Now to this “contradiction” in the two numbers addressed by Varney. How, indeed, can you have a boost in the employment level of 873,000 alongside an increase of just 114,000 nonfarm payroll positiions? As mentioned above, the jobs report sits on top of two separate surveys — the household survey that determines how many people are employed and the payroll survey on job creation. Sok explains that the household survey counts agricultural work, unincorporated self-employment, unpaid family workers, private household workers and unpaid absences. That’s informal economic activity that won’t be detected in the payroll survey. Which is to say that some unevenness between the two sets of data is almost baked into the process.

People like Varney — and many others out there today in political fantasyland — who are inveighing against the integrity of the jobs numbers would be well advised to spend some time inside this pdf. It’s called “Technical Paper 66,” a production of BLS and the Census Bureau. Chapter Two of “Technical Paper 66 ” delineates all of the changes that the government has made to procedures in the household survey, aka Current Population Survey (CPS). The capsule summaries of methodological updates confer a decent idea of how fastidious this enterprise is. Here are a couple of my favorites:

September 1975. State supplementary samples were introduced. An additional sample, consisting of about 14,000 interviews each month, was introduced in July 1975 to supplement the national sample in 26 states and the District of Columbia. In all, 165 new PSUs [Primary Sampling Units] were involved. The supplemental sample was added to meet a specific reliability standard for estimates of the annual average number of unemployed people for each state. In August 1976, an improved estimation procedure and modified reliability requirements led to the supplement PSUs being dropped from three states. Thus, the size of the supplemental sample was reduced to about 11,000 households in 155 PSUs.
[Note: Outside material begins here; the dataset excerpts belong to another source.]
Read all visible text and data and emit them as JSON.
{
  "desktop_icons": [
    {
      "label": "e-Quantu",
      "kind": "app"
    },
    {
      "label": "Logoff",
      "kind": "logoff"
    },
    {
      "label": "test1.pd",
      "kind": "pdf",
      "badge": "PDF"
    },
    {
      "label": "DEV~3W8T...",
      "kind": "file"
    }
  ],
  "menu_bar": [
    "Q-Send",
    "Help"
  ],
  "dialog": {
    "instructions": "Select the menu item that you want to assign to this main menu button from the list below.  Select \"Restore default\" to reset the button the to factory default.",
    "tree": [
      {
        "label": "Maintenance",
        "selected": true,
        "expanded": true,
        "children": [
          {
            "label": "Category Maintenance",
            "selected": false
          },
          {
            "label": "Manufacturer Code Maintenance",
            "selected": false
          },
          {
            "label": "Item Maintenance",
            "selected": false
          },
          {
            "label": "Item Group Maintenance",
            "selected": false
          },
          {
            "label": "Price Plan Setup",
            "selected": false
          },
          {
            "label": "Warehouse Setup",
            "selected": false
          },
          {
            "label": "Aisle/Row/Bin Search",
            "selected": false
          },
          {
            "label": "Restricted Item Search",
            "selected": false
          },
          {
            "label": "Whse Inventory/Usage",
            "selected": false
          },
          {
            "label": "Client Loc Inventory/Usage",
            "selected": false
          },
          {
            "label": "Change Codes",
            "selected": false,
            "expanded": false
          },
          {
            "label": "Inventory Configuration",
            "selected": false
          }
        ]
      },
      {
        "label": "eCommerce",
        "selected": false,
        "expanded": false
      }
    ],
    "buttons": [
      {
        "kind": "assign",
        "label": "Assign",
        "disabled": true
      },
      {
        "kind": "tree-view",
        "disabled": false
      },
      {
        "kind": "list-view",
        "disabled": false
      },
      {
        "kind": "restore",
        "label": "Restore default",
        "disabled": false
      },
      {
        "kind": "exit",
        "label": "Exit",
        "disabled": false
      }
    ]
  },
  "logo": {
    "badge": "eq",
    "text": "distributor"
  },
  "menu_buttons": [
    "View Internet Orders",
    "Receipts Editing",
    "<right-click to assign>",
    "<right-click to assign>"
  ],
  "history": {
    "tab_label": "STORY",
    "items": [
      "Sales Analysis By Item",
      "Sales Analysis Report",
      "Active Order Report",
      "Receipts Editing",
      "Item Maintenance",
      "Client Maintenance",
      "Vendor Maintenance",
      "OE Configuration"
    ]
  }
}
January 2003. The 2002 Census Bureau occupational and industrial classification systems, which are derived from the 2000 Standard Occupational Classification (SOC) and the 2002 North American Industry Classification System (NAICS), were introduced into the CPS. The composition of detailed occupational and industrial classifications in the new systems was substantially changed from the previous systems, as was the structure for aggregating them into broad groups. This created breaks in existing data series at all levels of aggregation. Questions on race and ethnicity were modified to comply with new federal standards....

So before Jack Welch and Stuart Varney want to talk about “mistrust” in unemployment numbers and other such unsubstantiated mush, they’d do well to steep themselves in PSU trends over the years.

Erik Wemple writes the Erik Wemple blog, where he reports and opines on media organizations of all sorts.